O bom carpinteiro
No dia seguinte ao da sua não-execução na cadeira elétrica, Luis Alvarez foi avisado de que a pena de morte havia sido convertida em prisão perpétua.
- Acho que o governador viu um ato de Deus no apagão de ontem à noite - comentou um dos carcereiros, ao deixar o café da manhã do prisioneiro no corredor da morte.
- Deus deve ter outros planos pra mim. Para onde vou agora? - Indagou Alvarez, sentado em seu catre.
- Ainda não decidiram, mas você provavelmente vai mudar de ares - avaliou o carcereiro.
- De uma vez por todas - afirmou Alvarez, imperturbável.
* * *
- Então, você virou carpinteiro? - Indagou o mesmo carcereiro que havia dado as boas novas a Alvarez, ao reencontrá-lo semanas depois, na oficina de marcenaria do presídio.

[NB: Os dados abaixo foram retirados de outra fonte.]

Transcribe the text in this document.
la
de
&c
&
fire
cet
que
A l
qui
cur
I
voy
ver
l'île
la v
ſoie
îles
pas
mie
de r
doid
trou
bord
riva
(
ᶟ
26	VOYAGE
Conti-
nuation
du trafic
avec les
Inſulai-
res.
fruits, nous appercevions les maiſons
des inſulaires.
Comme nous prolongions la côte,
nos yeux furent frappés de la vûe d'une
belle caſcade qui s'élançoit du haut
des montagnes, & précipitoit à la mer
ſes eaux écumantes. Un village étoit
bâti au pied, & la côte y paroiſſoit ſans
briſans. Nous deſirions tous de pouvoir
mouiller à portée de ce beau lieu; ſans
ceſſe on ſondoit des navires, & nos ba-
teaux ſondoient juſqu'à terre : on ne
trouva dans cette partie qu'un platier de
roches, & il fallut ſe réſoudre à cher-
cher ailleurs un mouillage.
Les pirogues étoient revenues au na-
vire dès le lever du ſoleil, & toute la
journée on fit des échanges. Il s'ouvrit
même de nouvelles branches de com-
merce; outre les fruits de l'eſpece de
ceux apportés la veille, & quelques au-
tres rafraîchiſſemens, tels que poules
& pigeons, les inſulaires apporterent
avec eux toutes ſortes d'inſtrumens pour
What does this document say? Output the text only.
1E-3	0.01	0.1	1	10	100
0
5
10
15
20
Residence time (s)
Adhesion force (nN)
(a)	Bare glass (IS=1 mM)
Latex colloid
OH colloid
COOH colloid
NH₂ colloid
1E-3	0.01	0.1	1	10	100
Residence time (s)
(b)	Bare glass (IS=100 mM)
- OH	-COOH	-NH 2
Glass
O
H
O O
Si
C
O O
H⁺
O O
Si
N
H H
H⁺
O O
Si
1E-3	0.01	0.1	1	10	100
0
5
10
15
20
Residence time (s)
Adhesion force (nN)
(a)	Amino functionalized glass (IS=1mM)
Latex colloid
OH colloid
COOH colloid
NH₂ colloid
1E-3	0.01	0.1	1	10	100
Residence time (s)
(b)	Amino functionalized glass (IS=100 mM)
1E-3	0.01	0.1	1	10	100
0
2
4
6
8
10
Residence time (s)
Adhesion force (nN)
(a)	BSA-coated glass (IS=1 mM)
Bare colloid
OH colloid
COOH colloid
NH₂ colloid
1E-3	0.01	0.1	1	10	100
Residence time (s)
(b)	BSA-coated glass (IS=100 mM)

- Eu lhe disse que Deus tinha outros planos, não disse? - Replicou Alvarez, enquanto martelava as peças de uma cômoda.
- Você sempre foi um sujeito tranquilo, Alvarez - recordou o carcereiro. - Se eu não soubesse que está aqui por matar um patrulheiro, quase diria que é uma boa pessoa.
- E eu sempre disse que armaram pra mim. Se tivesse morrido na cadeira elétrica, teriam executado um inocente - afirmou o prisioneiro, continuando a montar o móvel.
* * *
Dois meses depois, a notícia de que Alvarez havia fugido explodiu na penitenciária, que era de segurança máxima.
- Não me diga que ele usou uma corda feita de lençóis para escalar o muro? - Questionou o carcereiro do corredor da morte.
- Esse é o clichê mais batido nas histórias de fugas de prisão - retrucou o agente de segurança que lhe deu a notícia. - Não, Alvarez era esperto; ele ganhou a confiança dos guardas que vigiavam a marcenaria, e começou a ajudar a colocar os móveis prontos no caminhão que os levava para o depósito. Numa dessas idas, ele simplesmente se escondeu no baú e saiu da prisão pelo portão da frente.
- E o motorista não percebeu?
- Só quando lhe avisaram, num semáforo, que as portas do baú estavam abertas.
O diretor da prisão minimizou a fuga de Alvarez, embora ela fosse embaraçosa para o sistema de segurança da instituição.
- Ele vai voltar; todos eles voltam - afirmou convicto.
Trinta anos depois, Luis Alvarez continuava desaparecido - mesmo estando na lista dos dez mais procurados do FBI.